The Antin fund has launched a voluntary takeover bid for 100% of the Spanish energy company Opdenergy, as announced this Monday in a note to the National Securities Market Commission (CNMV). The Franco-Luxembourg firm offers 5.85 euros per title, which yields a premium of 46% over last Friday’s price.

The operation is subject to acceptance by at least 75% of the share capital. This is a friendly operation that follows a prior agreement with the founding shareholders and its current CEO, Luis Cid Suárez, who jointly own close to 71% of the company, and who have signed irrevocable commitments to sell all their shares to Antin.

In this way, it only remains to access 3.813% of the capital so that it can jump ahead. Should the deal close successfully, Antin intends to delist Opdenergy.

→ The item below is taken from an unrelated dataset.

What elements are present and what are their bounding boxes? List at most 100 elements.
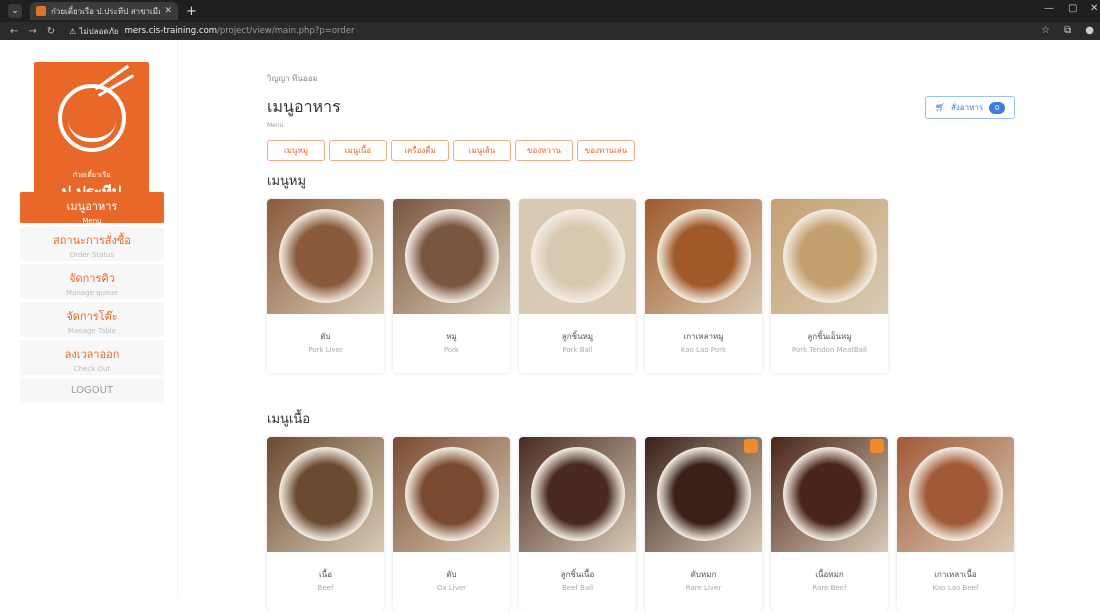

The offer is conditional on obtaining the relevant authorizations, mainly the approval of Industry since the anti-opas shield of the pandemic is still active. The offering fund specifies that it intends to maintain Opdenergy’s headquarters in Spain.

Antin plans to actively contribute to Opdenergy’s development and sustained growth by providing capital and expertise to support the company’s ambition to become one of the leading global renewable energy platforms. It has 904 MW in operation, 951 MW under construction and pre-construction (as of March 31), with projects developed in Spain, the US, Chile, Italy and Mexico.

The business model is fundamentally based on long-term private power purchase and sale contracts (PPAs) with private entities (as of March 31, 2023, 70% of the production is contracted with long-term PPAs with highly solvent counterparties) and to a lesser extent to the sale of energy to the market.

Opdenergy had debuted on the stock market in 2022, in a dry period in similar operations. At the opening of this Monday, its shares are revalued by 43%, just below the purchase price.